Khushi Baby Wins $25,000 Thorne Prize
Khushi Baby, a team of undergraduate inventors, has been awarded Yale’s 2014 Thorne Prize for Social Innovation in Health. The award, consisting of a $25,000 cash prize, recognizes sustainable health innovations that have the potential for significant social impact.
The team’s product takes the silicone bracelets made popular by the LiveStrong Foundation and combines them with the same near-field communication chips used in college ID cards. The inexpensive result, which is waterproof and color customizable, allows infants to wear their entire vaccination record around their wrists, eliminating the need for mothers to keep a paper record that can be accidentally lost or destroyed. When an infant visits the healthcare worker for a checkup, the clinician is able to scan the Khushi Baby bracelet with a smartphone and immediately see which vaccinations the infant needs.
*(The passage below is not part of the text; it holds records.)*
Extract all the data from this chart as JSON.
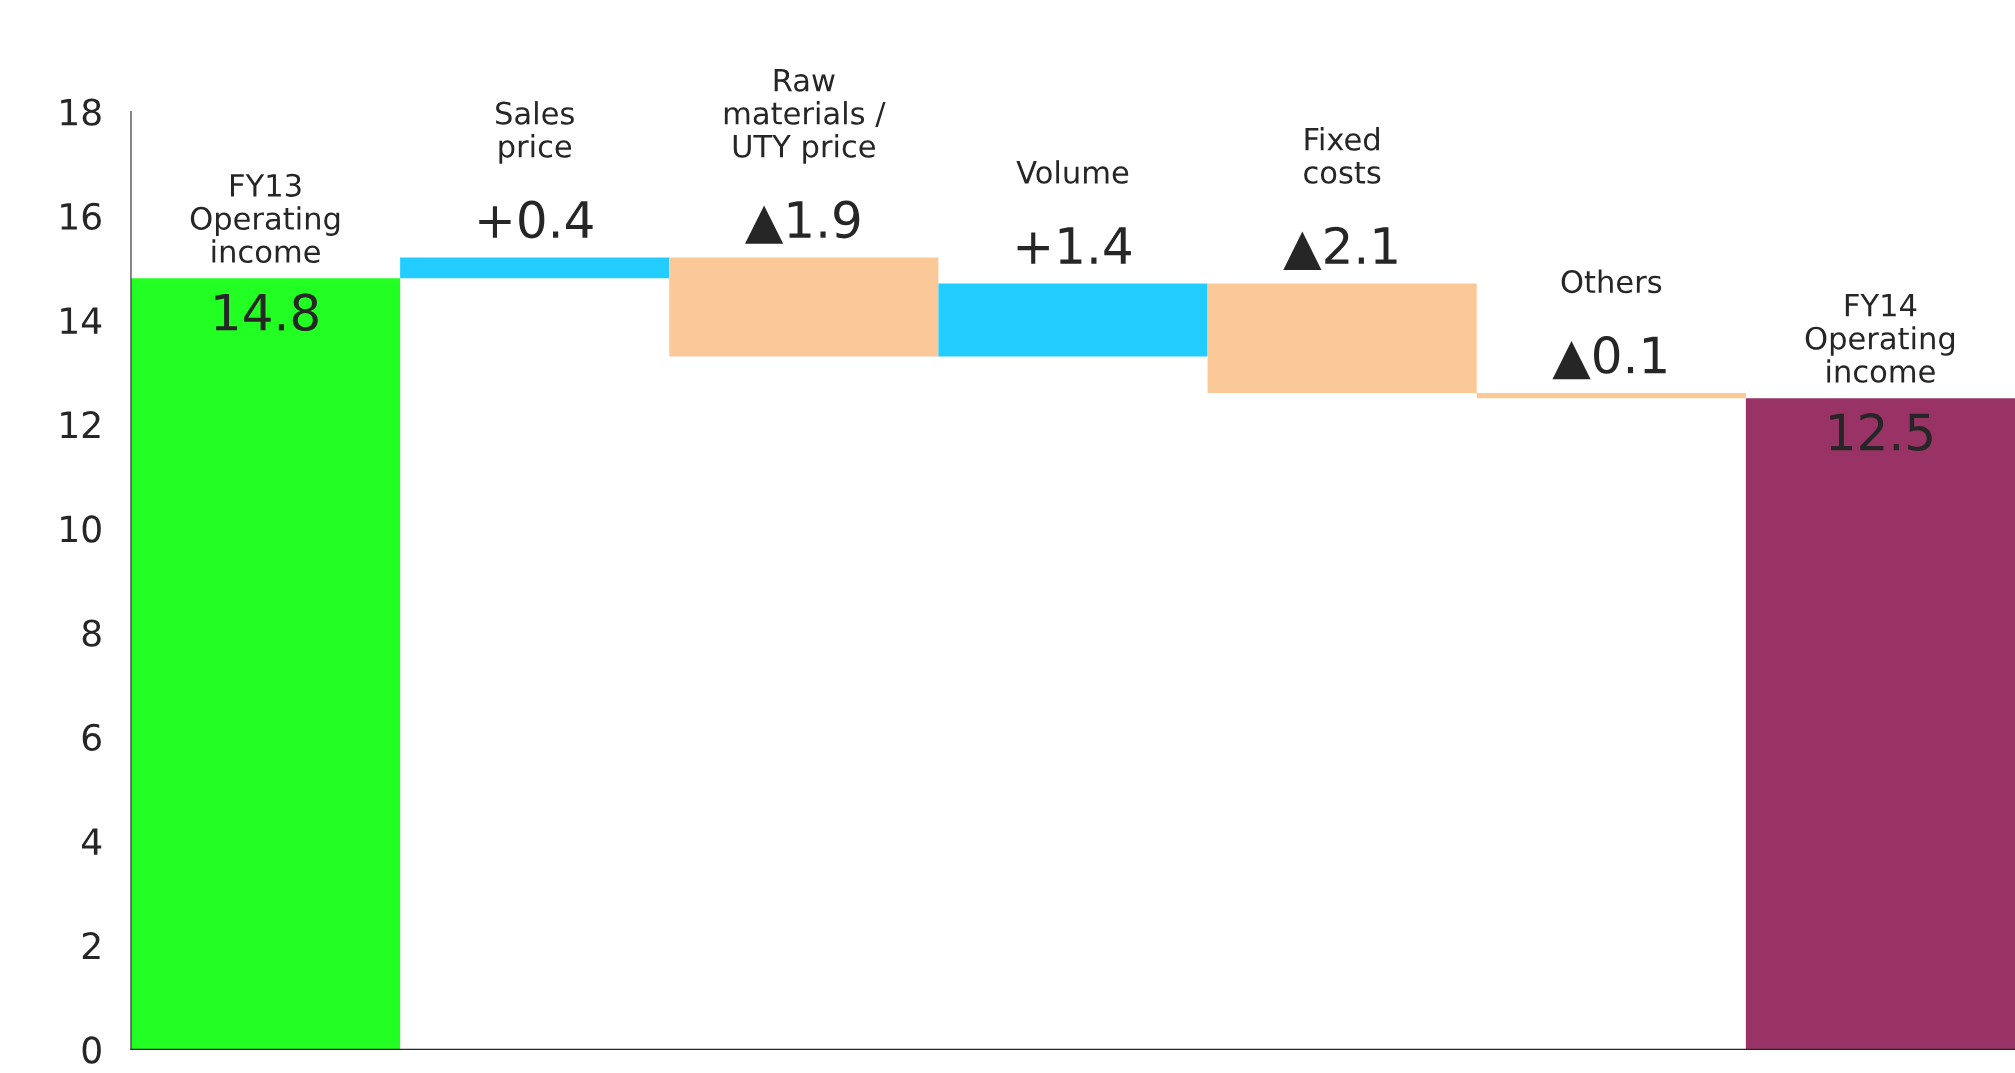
{
  "chart_data": {
    "type": "bar",
    "categories": [
      "FY13\nOperating\nincome",
      "Sales\nprice",
      "Raw\nmaterials /\nUTY price",
      "Volume",
      "Fixed\ncosts",
      "Others",
      "FY14\nOperating\nincome"
    ],
    "values": [
      14.8,
      0.4,
      -1.9,
      1.4,
      -2.1,
      -0.1,
      12.5
    ],
    "base": [
      0,
      14.8,
      15.2,
      13.3,
      14.7,
      12.6,
      0
    ],
    "value_labels": [
      "14.8",
      "+0.4",
      "▲1.9",
      "+1.4",
      "▲2.1",
      "▲0.1",
      "12.5"
    ],
    "colors": [
      "#22ff22",
      "#22ccff",
      "#fbc897",
      "#22ccff",
      "#fbc897",
      "#fbc897",
      "#993366"
    ],
    "ylim": [
      0,
      18
    ],
    "yticks": [
      0,
      2,
      4,
      6,
      8,
      10,
      12,
      14,
      16,
      18
    ],
    "tick_labels": "y",
    "grid": false,
    "legend": false
  }
}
The communication chip also results in significant improvements for data that the clinicians need to improve their operational efficiency. Because Khushi Baby’s data is kept in the cloud, the vaccination data for an entire region can be aggregated in real-time, enabling healthcare workers and vaccine suppliers to forecast vaccination demand and ship appropriate supplies to each delivery point on time.
The team, consisting of Ruchit Nagar (MCDB ’15), Ife Omiwole (ECON ’14), Teja Padma (SOM ’14), and Leen van Besien (CHEM ’14), formed this past spring in “MENG 491: Appropriate Technology in the Developing World,” a class that focuses on different global-scale problem each time the class is offered. This semester (which we reported on earlier), the students faced the task of developing vaccine-related innovations that could help prevent the 1.5 million deaths that result each year from vaccine-preventable diseases.
While other teams focused on vaccine storage and delivery, Khushi Baby, which translates as “Happy Baby,” instead addressed the huge organizational difficulties faced by clinicians and parents as they document a child’s vaccination record. In many rural areas where public immunization rates are extremely low, there are no computer records or even electricity. Current methods for tracking vaccination history rely on paper forms that the parents must keep in good condition and must not lose; even healthcare workers use handwritten logbooks to record visits, which in addition to the same problems faced by parents, also cannot be easily referred to during future visits.
Khushi Baby intends to use the award money to continue development of their product in partnership with the nonprofit organization Seva Mandir. This summer, they will travel to India to meet with parents and clinicians to get feedback on how to improve Khushi Baby prior to commercial development.